И тут Ник опять засмеялся нервно, всхлипами.
- Может Лекаря ему? - озаботилась Слухач. - Или ты сам, с машинки?
Ник отмахнулся, принялся выдавливать из себя мелкими порциями:
- Но главное, никто не знает, за каким собственно хером он здесь! А хер этот - глаза бы мои его не видели! - вот тут рядышком со мной сидит, да затылок свой скребет, не понимая, как во все это влип. Зря скребет, промежду прочим, по роже видно - ничего не выскребет...
К концу монолога Большой Ник отдышался и посерьезнел.
- А что, муниципальные теперь тоже здесь? - спросил Восьмой.
- Здесь, миленький, здесь, - успокоил Ник.
- Это их начальник за чучело обиделся, - начал объяснять Восьмой. - Я ему чучело обещал. Икса пообещал.
- Ничего, не расстраивайся! Он взамен твое возьмет. Только вот, не пойму, Теневой здесь зачем? Чем интересы Теневого обидел?
- Опасается, что в Хранилище полезем, - предположил Восьмой.
Думаешь, они из-за Хранилища здесь? - злорадно сказала Слухач. - Они из-за Восьмого! Восьмой живца скормил не того - племянничка самого Теневого. Подставил его Начальник Стражи, конкретно подставил.
- Откуда знаешь? - ошарашено спросил Восьмой.
- Слухачи напели! - сказала, как отрезала. - Пять дней, как весь город стрелка Южных ворот ищет - премия за него нехилая. Восьмому теперь только одно - ноги в руки и на свалку!
Восьмой рот открыл, потом закрыл, потом сказал:
- Я теперь на говнотуннель согласен. Попробуем?

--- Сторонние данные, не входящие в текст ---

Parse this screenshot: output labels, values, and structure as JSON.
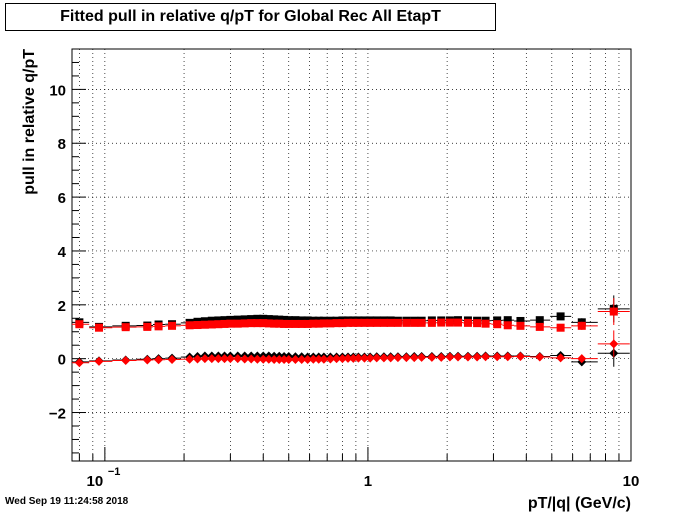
{
  "title": "Fitted pull in relative q/pT for Global Rec All EtapT",
  "timestamp": "Wed Sep 19 11:24:58 2018",
  "chart_data": {
    "type": "scatter",
    "title": "Fitted pull in relative q/pT for Global Rec All EtapT",
    "xlabel": "pT/|q| (GeV/c)",
    "ylabel": "pull in relative q/pT",
    "xscale": "log",
    "xlim": [
      0.075,
      10
    ],
    "ylim": [
      -3.8,
      11.5
    ],
    "x_ticks": [
      {
        "value": 0.1,
        "label": "10",
        "sup": "−1"
      },
      {
        "value": 1,
        "label": "1",
        "sup": ""
      },
      {
        "value": 10,
        "label": "10",
        "sup": ""
      }
    ],
    "y_ticks": [
      {
        "value": -2,
        "label": "−2"
      },
      {
        "value": 0,
        "label": "0"
      },
      {
        "value": 2,
        "label": "2"
      },
      {
        "value": 4,
        "label": "4"
      },
      {
        "value": 6,
        "label": "6"
      },
      {
        "value": 8,
        "label": "8"
      },
      {
        "value": 10,
        "label": "10"
      }
    ],
    "grid": true,
    "x": [
      0.08,
      0.095,
      0.12,
      0.145,
      0.16,
      0.18,
      0.21,
      0.225,
      0.24,
      0.255,
      0.27,
      0.285,
      0.3,
      0.32,
      0.34,
      0.36,
      0.38,
      0.4,
      0.42,
      0.44,
      0.46,
      0.48,
      0.5,
      0.53,
      0.56,
      0.59,
      0.62,
      0.65,
      0.68,
      0.72,
      0.76,
      0.8,
      0.84,
      0.88,
      0.92,
      0.97,
      1.02,
      1.08,
      1.15,
      1.22,
      1.3,
      1.4,
      1.5,
      1.6,
      1.75,
      1.9,
      2.05,
      2.2,
      2.4,
      2.6,
      2.8,
      3.1,
      3.4,
      3.8,
      4.5,
      5.4,
      6.5,
      8.6
    ],
    "series": [
      {
        "marker": "square",
        "color": "#000000",
        "values": [
          1.35,
          1.18,
          1.22,
          1.23,
          1.27,
          1.28,
          1.33,
          1.37,
          1.39,
          1.41,
          1.42,
          1.43,
          1.44,
          1.45,
          1.46,
          1.47,
          1.48,
          1.48,
          1.47,
          1.46,
          1.45,
          1.44,
          1.43,
          1.43,
          1.42,
          1.42,
          1.41,
          1.41,
          1.41,
          1.41,
          1.41,
          1.42,
          1.42,
          1.42,
          1.42,
          1.42,
          1.42,
          1.42,
          1.42,
          1.42,
          1.41,
          1.41,
          1.41,
          1.41,
          1.42,
          1.42,
          1.42,
          1.43,
          1.42,
          1.41,
          1.41,
          1.42,
          1.43,
          1.4,
          1.43,
          1.57,
          1.35,
          1.85
        ],
        "errors": [
          0.06,
          0.05,
          0.04,
          0.04,
          0.04,
          0.04,
          0.03,
          0.03,
          0.03,
          0.03,
          0.03,
          0.03,
          0.03,
          0.03,
          0.03,
          0.03,
          0.03,
          0.03,
          0.03,
          0.03,
          0.03,
          0.03,
          0.03,
          0.03,
          0.03,
          0.03,
          0.03,
          0.03,
          0.03,
          0.03,
          0.03,
          0.03,
          0.03,
          0.03,
          0.03,
          0.03,
          0.03,
          0.03,
          0.03,
          0.03,
          0.03,
          0.03,
          0.03,
          0.03,
          0.03,
          0.03,
          0.03,
          0.03,
          0.04,
          0.04,
          0.04,
          0.05,
          0.05,
          0.06,
          0.08,
          0.1,
          0.15,
          0.5
        ]
      },
      {
        "marker": "square",
        "color": "#ff0000",
        "values": [
          1.28,
          1.15,
          1.17,
          1.18,
          1.2,
          1.22,
          1.24,
          1.25,
          1.26,
          1.27,
          1.28,
          1.29,
          1.3,
          1.3,
          1.31,
          1.32,
          1.32,
          1.32,
          1.31,
          1.3,
          1.3,
          1.29,
          1.29,
          1.29,
          1.29,
          1.29,
          1.3,
          1.3,
          1.31,
          1.31,
          1.32,
          1.32,
          1.33,
          1.33,
          1.33,
          1.33,
          1.33,
          1.33,
          1.33,
          1.33,
          1.33,
          1.33,
          1.33,
          1.33,
          1.33,
          1.34,
          1.34,
          1.34,
          1.33,
          1.32,
          1.3,
          1.28,
          1.24,
          1.22,
          1.18,
          1.15,
          1.22,
          1.75
        ],
        "errors": [
          0.06,
          0.05,
          0.04,
          0.04,
          0.04,
          0.04,
          0.03,
          0.03,
          0.03,
          0.03,
          0.03,
          0.03,
          0.03,
          0.03,
          0.03,
          0.03,
          0.03,
          0.03,
          0.03,
          0.03,
          0.03,
          0.03,
          0.03,
          0.03,
          0.03,
          0.03,
          0.03,
          0.03,
          0.03,
          0.03,
          0.03,
          0.03,
          0.03,
          0.03,
          0.03,
          0.03,
          0.03,
          0.03,
          0.03,
          0.03,
          0.03,
          0.03,
          0.03,
          0.03,
          0.03,
          0.03,
          0.03,
          0.03,
          0.04,
          0.04,
          0.04,
          0.05,
          0.05,
          0.06,
          0.08,
          0.1,
          0.15,
          0.5
        ]
      },
      {
        "marker": "diamond",
        "color": "#000000",
        "values": [
          -0.12,
          -0.08,
          -0.05,
          -0.02,
          0.0,
          0.02,
          0.06,
          0.08,
          0.1,
          0.1,
          0.1,
          0.1,
          0.1,
          0.1,
          0.1,
          0.1,
          0.1,
          0.1,
          0.1,
          0.09,
          0.09,
          0.08,
          0.08,
          0.07,
          0.07,
          0.06,
          0.06,
          0.06,
          0.06,
          0.06,
          0.06,
          0.06,
          0.06,
          0.06,
          0.06,
          0.06,
          0.06,
          0.07,
          0.07,
          0.07,
          0.07,
          0.07,
          0.08,
          0.08,
          0.08,
          0.08,
          0.09,
          0.09,
          0.09,
          0.09,
          0.1,
          0.1,
          0.1,
          0.1,
          0.08,
          0.12,
          -0.12,
          0.2
        ],
        "errors": [
          0.06,
          0.05,
          0.04,
          0.04,
          0.04,
          0.04,
          0.03,
          0.03,
          0.03,
          0.03,
          0.03,
          0.03,
          0.03,
          0.03,
          0.03,
          0.03,
          0.03,
          0.03,
          0.03,
          0.03,
          0.03,
          0.03,
          0.03,
          0.03,
          0.03,
          0.03,
          0.03,
          0.03,
          0.03,
          0.03,
          0.03,
          0.03,
          0.03,
          0.03,
          0.03,
          0.03,
          0.03,
          0.03,
          0.03,
          0.03,
          0.03,
          0.03,
          0.03,
          0.03,
          0.03,
          0.03,
          0.03,
          0.03,
          0.04,
          0.04,
          0.04,
          0.05,
          0.05,
          0.06,
          0.08,
          0.1,
          0.15,
          0.5
        ]
      },
      {
        "marker": "diamond",
        "color": "#ff0000",
        "values": [
          -0.15,
          -0.1,
          -0.07,
          -0.05,
          -0.04,
          -0.03,
          -0.02,
          -0.01,
          0.0,
          0.0,
          0.0,
          0.0,
          0.0,
          0.0,
          -0.01,
          -0.01,
          -0.02,
          -0.02,
          -0.02,
          -0.03,
          -0.03,
          -0.03,
          -0.03,
          -0.03,
          -0.03,
          -0.03,
          -0.02,
          -0.02,
          -0.02,
          -0.01,
          0.0,
          0.0,
          0.01,
          0.01,
          0.02,
          0.02,
          0.02,
          0.03,
          0.03,
          0.03,
          0.04,
          0.04,
          0.04,
          0.05,
          0.05,
          0.05,
          0.06,
          0.06,
          0.06,
          0.06,
          0.07,
          0.07,
          0.07,
          0.08,
          0.06,
          0.03,
          0.0,
          0.55
        ],
        "errors": [
          0.06,
          0.05,
          0.04,
          0.04,
          0.04,
          0.04,
          0.03,
          0.03,
          0.03,
          0.03,
          0.03,
          0.03,
          0.03,
          0.03,
          0.03,
          0.03,
          0.03,
          0.03,
          0.03,
          0.03,
          0.03,
          0.03,
          0.03,
          0.03,
          0.03,
          0.03,
          0.03,
          0.03,
          0.03,
          0.03,
          0.03,
          0.03,
          0.03,
          0.03,
          0.03,
          0.03,
          0.03,
          0.03,
          0.03,
          0.03,
          0.03,
          0.03,
          0.03,
          0.03,
          0.03,
          0.03,
          0.03,
          0.03,
          0.04,
          0.04,
          0.04,
          0.05,
          0.05,
          0.06,
          0.08,
          0.1,
          0.15,
          0.5
        ]
      }
    ]
  }
}
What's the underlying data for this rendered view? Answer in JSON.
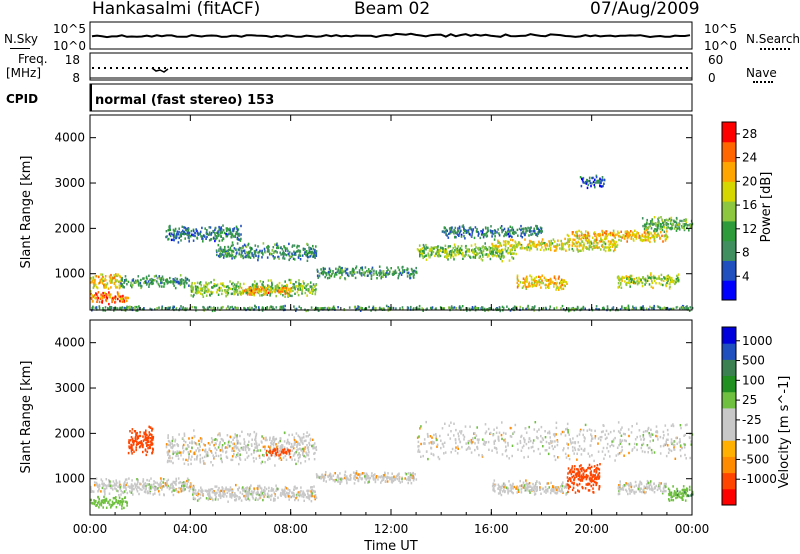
{
  "header": {
    "station": "Hankasalmi (fitACF)",
    "beam": "Beam 02",
    "date": "07/Aug/2009"
  },
  "side_labels": {
    "n_sky": "N.Sky",
    "n_search": "N.Search",
    "freq": "Freq.",
    "freq_unit": "[MHz]",
    "nave": "Nave",
    "cpid": "CPID",
    "noise_top_tick": "10^5",
    "noise_bottom_tick": "10^0",
    "freq_ticks": [
      "18",
      "8"
    ],
    "nave_ticks": [
      "60",
      "0"
    ]
  },
  "cpid_text": "normal (fast stereo) 153",
  "colors": {
    "power_scale": [
      "#0000ff",
      "#2050c0",
      "#3f8f5f",
      "#2e9b3a",
      "#8dc63f",
      "#d6d600",
      "#ffa500",
      "#ff6600",
      "#ff0000"
    ],
    "velocity_scale": [
      "#ff0000",
      "#ff4500",
      "#ff8c00",
      "#ffb000",
      "#c8c8c8",
      "#c8c8c8",
      "#70c040",
      "#209020",
      "#3a8050",
      "#2050c0",
      "#0000dd"
    ],
    "ground_scatter": "#c8c8c8"
  },
  "chart_data": [
    {
      "type": "heatmap",
      "name": "power",
      "ylabel": "Slant Range [km]",
      "xlabel": "",
      "x_ticks": [
        "00:00",
        "04:00",
        "08:00",
        "12:00",
        "16:00",
        "20:00",
        "00:00"
      ],
      "y_ticks": [
        "1000",
        "2000",
        "3000",
        "4000"
      ],
      "ylim": [
        200,
        4500
      ],
      "xlim_hours": [
        0,
        24
      ],
      "colorbar": {
        "label": "Power [dB]",
        "ticks": [
          "4",
          "8",
          "12",
          "16",
          "20",
          "24",
          "28"
        ],
        "range": [
          0,
          30
        ]
      },
      "scatter_bands": [
        {
          "t0": 0.0,
          "t1": 1.2,
          "r0": 650,
          "r1": 1050,
          "level": 20
        },
        {
          "t0": 0.0,
          "t1": 1.5,
          "r0": 350,
          "r1": 650,
          "level": 24
        },
        {
          "t0": 1.2,
          "t1": 4.0,
          "r0": 700,
          "r1": 1000,
          "level": 10
        },
        {
          "t0": 4.0,
          "t1": 9.0,
          "r0": 500,
          "r1": 900,
          "level": 14
        },
        {
          "t0": 6.0,
          "t1": 8.0,
          "r0": 550,
          "r1": 750,
          "level": 22
        },
        {
          "t0": 3.0,
          "t1": 6.0,
          "r0": 1700,
          "r1": 2100,
          "level": 8
        },
        {
          "t0": 5.0,
          "t1": 9.0,
          "r0": 1300,
          "r1": 1700,
          "level": 9
        },
        {
          "t0": 9.0,
          "t1": 13.0,
          "r0": 900,
          "r1": 1200,
          "level": 10
        },
        {
          "t0": 13.0,
          "t1": 17.0,
          "r0": 1300,
          "r1": 1700,
          "level": 14
        },
        {
          "t0": 16.0,
          "t1": 21.0,
          "r0": 1500,
          "r1": 1800,
          "level": 18
        },
        {
          "t0": 19.0,
          "t1": 23.0,
          "r0": 1700,
          "r1": 2000,
          "level": 20
        },
        {
          "t0": 22.0,
          "t1": 24.0,
          "r0": 1900,
          "r1": 2300,
          "level": 12
        },
        {
          "t0": 17.0,
          "t1": 19.0,
          "r0": 650,
          "r1": 1000,
          "level": 20
        },
        {
          "t0": 21.0,
          "t1": 23.5,
          "r0": 700,
          "r1": 1050,
          "level": 16
        },
        {
          "t0": 0.0,
          "t1": 24.0,
          "r0": 200,
          "r1": 320,
          "level": 10
        },
        {
          "t0": 19.5,
          "t1": 20.5,
          "r0": 2900,
          "r1": 3200,
          "level": 6
        },
        {
          "t0": 14.0,
          "t1": 18.0,
          "r0": 1800,
          "r1": 2100,
          "level": 8
        }
      ]
    },
    {
      "type": "heatmap",
      "name": "velocity",
      "ylabel": "Slant Range [km]",
      "xlabel": "Time UT",
      "x_ticks": [
        "00:00",
        "04:00",
        "08:00",
        "12:00",
        "16:00",
        "20:00",
        "00:00"
      ],
      "y_ticks": [
        "1000",
        "2000",
        "3000",
        "4000"
      ],
      "ylim": [
        200,
        4500
      ],
      "xlim_hours": [
        0,
        24
      ],
      "colorbar": {
        "label": "Velocity [m s^-1]",
        "ticks": [
          "1000",
          "500",
          "100",
          "25",
          "-25",
          "-100",
          "-500",
          "-1000"
        ]
      },
      "scatter_bands": [
        {
          "t0": 0.0,
          "t1": 4.0,
          "r0": 650,
          "r1": 1050,
          "v": 0
        },
        {
          "t0": 0.0,
          "t1": 1.5,
          "r0": 350,
          "r1": 650,
          "v": 60
        },
        {
          "t0": 1.5,
          "t1": 2.5,
          "r0": 1500,
          "r1": 2200,
          "v": -200
        },
        {
          "t0": 4.0,
          "t1": 9.0,
          "r0": 500,
          "r1": 900,
          "v": 0
        },
        {
          "t0": 3.0,
          "t1": 9.0,
          "r0": 1300,
          "r1": 2100,
          "v": 0
        },
        {
          "t0": 9.0,
          "t1": 13.0,
          "r0": 900,
          "r1": 1200,
          "v": 0
        },
        {
          "t0": 13.0,
          "t1": 24.0,
          "r0": 1400,
          "r1": 2300,
          "v": 0
        },
        {
          "t0": 16.0,
          "t1": 19.0,
          "r0": 650,
          "r1": 1000,
          "v": 0
        },
        {
          "t0": 19.0,
          "t1": 20.3,
          "r0": 700,
          "r1": 1400,
          "v": -300
        },
        {
          "t0": 21.0,
          "t1": 23.0,
          "r0": 650,
          "r1": 1000,
          "v": 0
        },
        {
          "t0": 23.0,
          "t1": 24.0,
          "r0": 500,
          "r1": 900,
          "v": 80
        },
        {
          "t0": 7.0,
          "t1": 8.0,
          "r0": 1500,
          "r1": 1700,
          "v": -200
        }
      ]
    }
  ]
}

- Поздно, миленький, - сказал Ник. - Группа Очистки прибыла - все дырки, весь периметр заткнула, а уж говносброс первым делом. Теперь каждого таракана сначала сжигают, а лишь потом допросить разрешают - куда, по какому делу полз и почему в этом направлении...
- Так не годится! - объявил, вдруг, Лекарь рассерженно. - Постелить есть чего? Ноги разъезжаются!
Да, - отметил про себя Восьмой, - крови у лестницы натекло много - неудобно Лекарю.
Лекарь, балансируя на чьем-то теле, достал пузырек и поочередно стал опускать в него щепки.
- Ты чего там?
- А те, что наверху, ожили и ногами топают.
- Не должны! - уверенно заявил Ник, и нож сам собой скользнул в ладонь. Восьмой, наконец, разглядел - плоть подала, выдавила.
- Топают-топают! - подтвердил Лекарь. - И с каждым разом все больше их. Один из недоростков рожу сунул, но я не успел - шустрый.
- Откуда взялись? - удивился Восьмой. - Ведь перекрыто все!
Переглянулись с Ником. Тот посерьезнел.
- Раз они вошли, значит, и мы выйдем, - сказал Мастер.
- Сначала глянем - кто такие, потом на прорыв пойдем, - согласился Ник. - Сквозь. Всех зачищать некогда, время потеряем, внизу сообразят...
- Не каждая печень спицу в себе переварит, - на всякий случай предупредил Лекарь.
- Что?
- Та рожа до меня дотянуться пыталась. Очень шустрый...
Остальное Восьмой, как потом не напрягался, помнил плохо. Должно быть, сработала в организме какая-то защита от всего от этого. Перегрузился. Хотя в Желтых провинциях бывало и позабойнее, но отвык, разрыхлел от городской сытой и спокойной жизни.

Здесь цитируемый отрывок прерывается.